Really quick, Drake's "Best I Ever Had" is essentially a huge boast of sexual conquests and aftermath, I cite in the lyrics, "I'll be hitting all the spots that u ain't even know was there/Ha. And you ain't even have to ask twice." There is some notion that is is actually more about love and a relationship, but I think of Drake's verbiage in the title and course, "Best I ever HAD" seems to imply something that he HAS no longer. And since the song has those relationship parts, and he is clearly singing it not out of longing but out of adoration in a current fling, the HAD he is referring to, to me, seems to surely indicate a sexual experience.

The last really blatant Contender fro the Summer Crown comes from an expected place. Oscar winner. Jamie Foxxx's "Blame It" is an absurd song, which virtually gives drunken date rape the same treatment that "Observe and Report" ( 2009) did. "Fill another cup up, feelin' on your butt what/You don't even care now, I was unaware/How fine you was before/My buzz set in, my buzz set in." Literally, looking through the lyrics online, courtesy of a Google search, nearly every line is plea for taking advantage of a drunken whore at a bar.

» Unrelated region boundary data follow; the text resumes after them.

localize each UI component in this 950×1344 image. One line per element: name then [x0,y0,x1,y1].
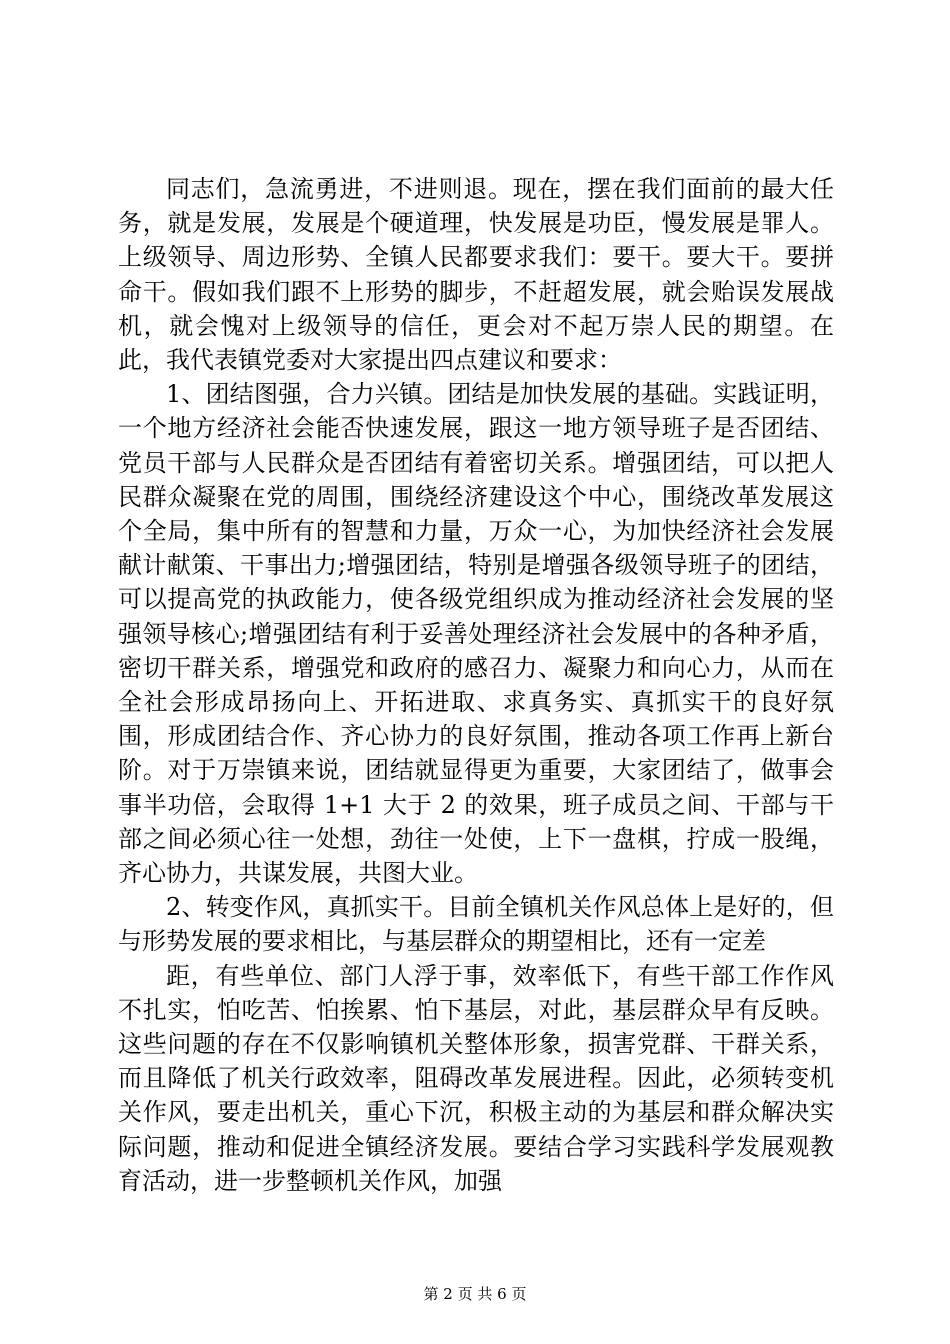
paragraph-unity: 1、团结图强，合力兴镇。团结是加快发展的基础。实践证明，一个地方经济社会能否快速发展，跟这一地方领导班子是否团结、党员干部与人民群众是否团结有着密切关系。增强团结，可以把人民群众凝聚在党的周围，围绕经济建设这个中心，围绕改革发展这个全局，集中所有的智慧和力量，万众一心，为加快经济社会发展献计献策、干事出力;增强团结，特别是增强各级领导班子的团结，可以提高党的执政能力，使各级党组织成为推动经济社会发展的坚强领导核心;增强团结有利于妥善处理经济社会发展中的各种矛盾，密切干群关系，增强党和政府的感召力、凝聚力和向心力，从而在全社会形成昂扬向上、开拓进取、求真务实、真抓实干的良好氛围，形成团结合作、齐心协力的良好氛围，推动各项工作再上新台阶。对于万崇镇来说，团结就显得更为重要，大家团结了，做事会事半功倍，会取得 1+1 大于 2 的效果，班子成员之间、干部与干部之间必须心往一处想，劲往一处使，上下一盘棋，拧成一股绳，齐心协力，共谋发展，共图大业。 [118,380,834,888]
paragraph-work-style-continued: 距，有些单位、部门人浮于事，效率低下，有些干部工作作风不扎实，怕吃苦、怕挨累、怕下基层，对此，基层群众早有反映。这些问题的存在不仅影响镇机关整体形象，损害党群、干群关系，而且降低了机关行政效率，阻碍改革发展进程。因此，必须转变机关作风，要走出机关，重心下沉，积极主动的为基层和群众解决实际问题，推动和促进全镇经济发展。要结合学习实践科学发展观教育活动，进一步整顿机关作风，加强 [118,961,834,1195]
document-body [118,172,834,1198]
paragraph-intro: 同志们，急流勇进，不进则退。现在，摆在我们面前的最大任务，就是发展，发展是个硬道理，快发展是功臣，慢发展是罪人。上级领导、周边形势、全镇人民都要求我们：要干。要大干。要拼命干。假如我们跟不上形势的脚步，不赶超发展，就会贻误发展战机，就会愧对上级领导的信任，更会对不起万崇人民的期望。在此，我代表镇党委对大家提出四点建议和要求： [118,175,834,375]
paragraph-work-style: 2、转变作风，真抓实干。目前全镇机关作风总体上是好的，但与形势发展的要求相比，与基层群众的期望相比，还有一定差 [118,893,834,956]
page-number-footer: 第 2 页 共 6 页 [423,1285,527,1303]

I was going to make a joke here about this being featured prominently on a future NOW That's What I Call Music! album, apparently as it would turn out, the song, along with "Poker Face" are tracks 5 and 3 respectively on Vol. 31, comes out tomorrow. Whoda thunk it.

(On a side note, this is the most bizarre fucking video I've ever seen in my damn life, I mean, it's full of all these absolutely random Hollywood celebs, most out of place clearly is Ron Howard. He even steps out of the limo and kind of shrugs at the camera like "Yeah, I don't know what the fuck I'm doing here either.)

Anyway, my whole critique of "Blame it" along with "Just Dance" and others, are that we used to have these giggly pop songs that were essentially incredibly stupid, but ultimately just all about love and how smooth some chick was. Now all our songs are explicitly about consuming alcohol and having sex. It's just a strange place for pop to go right now.

There are, however, a few songs, some very prominently, on the List of Summer 2009 Dominance that strike through to their wonderful pop nature. Kelly Clarkson's "I Do Not Hook Up" is determinately not about sex, which is a rare show of pride compared to GaGa's effervescent exclamation of sexual exhilaration. How exciting! Although this song is declining in its tracking. Finally, Black Eyed Peas "Boom Boom Pow," which from the lyrics I can best determine that it is a song about letting beats drop from the future, is really about absolutely nothing. There is not one line in that song that makes any sense, which combined with its huge holdover numbers from spring and consistent summer popularity so far (a feat exactly accomplished by "Bleeding Love" last year) makes it my current pick for Summer Jam '09. If it holds out, its assuredly non-sexual nature should render this entire post fruitless. So sexy.